Contempt breeds contempt; respect earns respect. Hunters who sneer at the values of non-hunters are pulling all hunters down the social rope toward the noose now tightening around the neck of trappers.
  ~~ Ron Moody

2 comments:

  1. I don't think it's possible to comply with the ethical desires of some non hunters. Many non hunters and some hunters believe it is absolutely wrong to hunt any carnivore, especially wolves. How can hunters champion a value that doesn't allow the hunting of lions, wolves, coyotes, or black bears as the way to manage populations?

    Aldo Leopold said something to the extent that lack of any predator management and total extermination are both biologically unsound.

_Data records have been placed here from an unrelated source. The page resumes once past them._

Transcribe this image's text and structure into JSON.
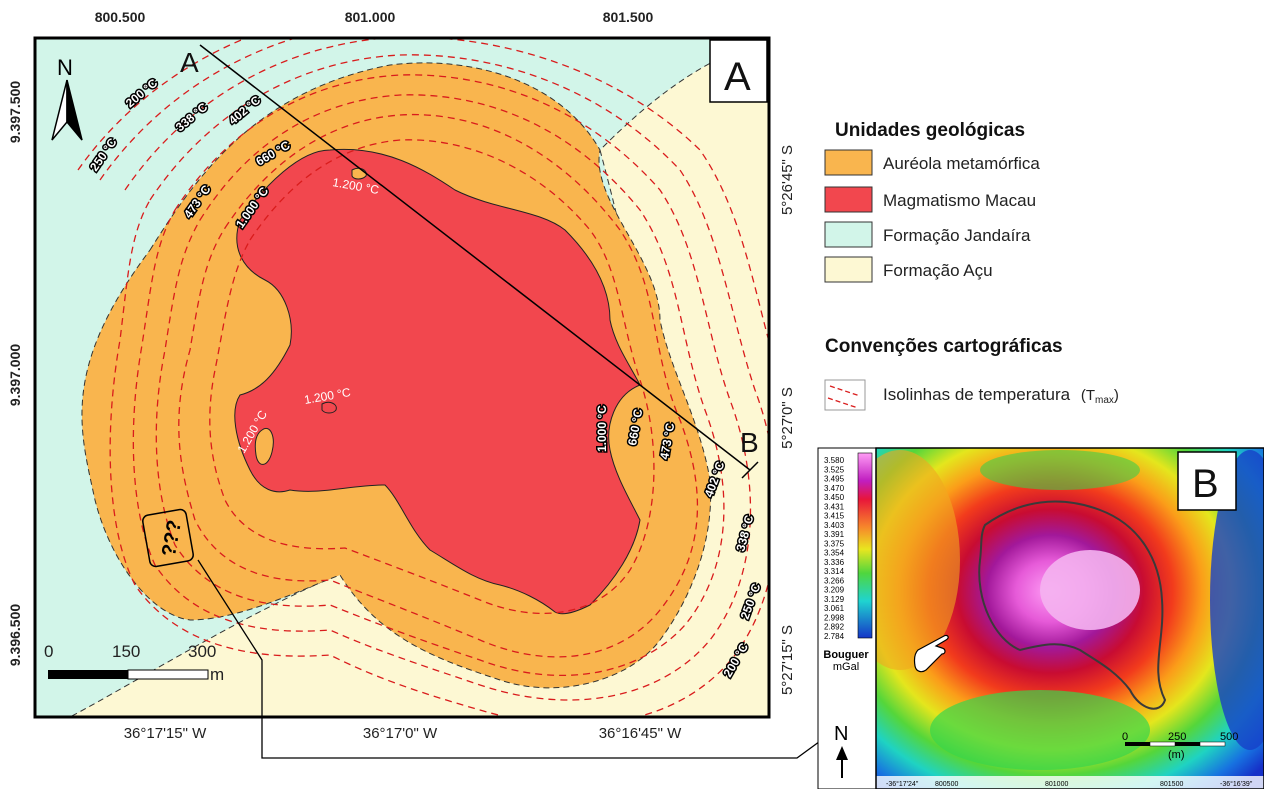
{
  "map_a": {
    "panel_label": "A",
    "north_label": "N",
    "profile_start": "A",
    "profile_end": "B",
    "unknown_label": "???",
    "top_ticks": [
      "800.500",
      "801.000",
      "801.500"
    ],
    "left_ticks": [
      "9.397.500",
      "9.397.000",
      "9.396.500"
    ],
    "bottom_ticks": [
      "36°17'15\"  W",
      "36°17'0\"  W",
      "36°16'45\"  W"
    ],
    "right_ticks": [
      "5°26'45\" S",
      "5°27'0\" S",
      "5°27'15\" S"
    ],
    "scale": {
      "l0": "0",
      "l1": "150",
      "l2": "300",
      "unit": "m"
    },
    "isotherms_left": [
      "200 °C",
      "250 °C",
      "338 °C",
      "402 °C",
      "473 °C",
      "660 °C",
      "1.000 °C"
    ],
    "isotherms_right": [
      "1.000 °C",
      "660 °C",
      "473 °C",
      "402 °C",
      "338 °C",
      "250 °C",
      "200 °C"
    ],
    "intrusion_labels": [
      "1.200 °C",
      "1.200 °C",
      "1.200 °C"
    ]
  },
  "legend": {
    "units_title": "Unidades geológicas",
    "units": [
      {
        "label": "Auréola metamórfica",
        "color": "#f9b54e"
      },
      {
        "label": "Magmatismo Macau",
        "color": "#f2474e"
      },
      {
        "label": "Formação  Jandaíra",
        "color": "#d2f5e9"
      },
      {
        "label": "Formação  Açu",
        "color": "#fdf8d3"
      }
    ],
    "conventions_title": "Convenções cartográficas",
    "isoline_label": "Isolinhas de temperatura",
    "isoline_sym": "(T",
    "isoline_sub": "max",
    "isoline_end": ")"
  },
  "map_b": {
    "panel_label": "B",
    "north_label": "N",
    "colorbar_values": [
      "3.580",
      "3.525",
      "3.495",
      "3.470",
      "3.450",
      "3.431",
      "3.415",
      "3.403",
      "3.391",
      "3.375",
      "3.354",
      "3.336",
      "3.314",
      "3.266",
      "3.209",
      "3.129",
      "3.061",
      "2.998",
      "2.892",
      "2.784"
    ],
    "colorbar_title": "Bouguer",
    "colorbar_unit": "mGal",
    "scale": {
      "l0": "0",
      "l1": "250",
      "l2": "500",
      "unit": "(m)"
    },
    "bottom_ticks": [
      "-36°17'24\"",
      "800500",
      "801000",
      "801500",
      "-36°16'39\""
    ]
  }
}
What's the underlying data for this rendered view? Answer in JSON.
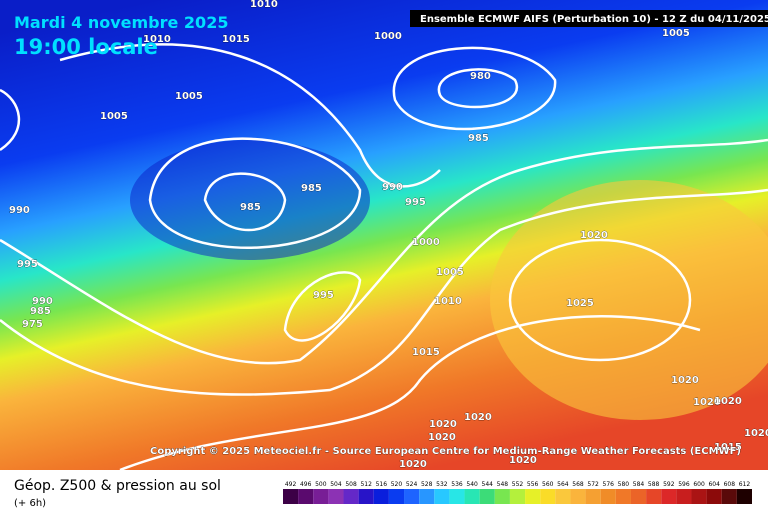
{
  "header": {
    "date": "Mardi 4 novembre 2025",
    "local_time": "19:00 locale",
    "run": "Ensemble ECMWF AIFS  (Perturbation 10)  - 12 Z du 04/11/2025"
  },
  "isobar_labels": [
    "1010",
    "1010",
    "1015",
    "1000",
    "1005",
    "980",
    "1005",
    "1005",
    "985",
    "985",
    "990",
    "990",
    "985",
    "995",
    "1000",
    "1020",
    "995",
    "1005",
    "1010",
    "1025",
    "995",
    "990",
    "985",
    "975",
    "1015",
    "1020",
    "1020",
    "1020",
    "1020",
    "1020",
    "1020",
    "1015",
    "1020",
    "1020",
    "1020"
  ],
  "copyright": "Copyright © 2025 Meteociel.fr - Source European Centre for Medium-Range Weather Forecasts (ECMWF)",
  "legend": {
    "title": "Géop. Z500 & pression au sol",
    "step": "(+ 6h)",
    "labels": [
      492,
      496,
      500,
      504,
      508,
      512,
      516,
      520,
      524,
      528,
      532,
      536,
      540,
      544,
      548,
      552,
      556,
      560,
      564,
      568,
      572,
      576,
      580,
      584,
      588,
      592,
      596,
      600,
      604,
      608,
      612
    ],
    "colors": [
      "#3c0046",
      "#5a0a6e",
      "#781e96",
      "#8c32b4",
      "#6428c8",
      "#2814c8",
      "#0a1edc",
      "#0a3cf0",
      "#1e64ff",
      "#2896ff",
      "#28c8ff",
      "#28e6e6",
      "#28e6b4",
      "#3cdc78",
      "#78e650",
      "#b4f03c",
      "#e6f028",
      "#fadc28",
      "#fac83c",
      "#fab43c",
      "#f5a032",
      "#f08c28",
      "#f07828",
      "#eb6428",
      "#e64628",
      "#dc2828",
      "#c81e1e",
      "#aa1414",
      "#8c0a0a",
      "#5a0a0a",
      "#1e0000"
    ]
  }
}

    No matter how ethically one hunts, hunting of predators will be looked upon as wrong. Where I live trapping is over. California does not allow hunting of cougar. What will happen with wolves when they become abundant in states with large urban anti predator hunting (especially wolves) populations?

    Any mouse

    ReplyDelete
  2. Rather than go along with the urban hunter that fails to see the destruction caused by the wolf perhaps a massive program to combat all the misinformation about wolves should be undertaken. I have always subscribed to the view that the truth will overcome but we need to get the honest truth about wolves out there rather than continue to destroy 100 years of responsible game management seeking the approval of uninformed individuals.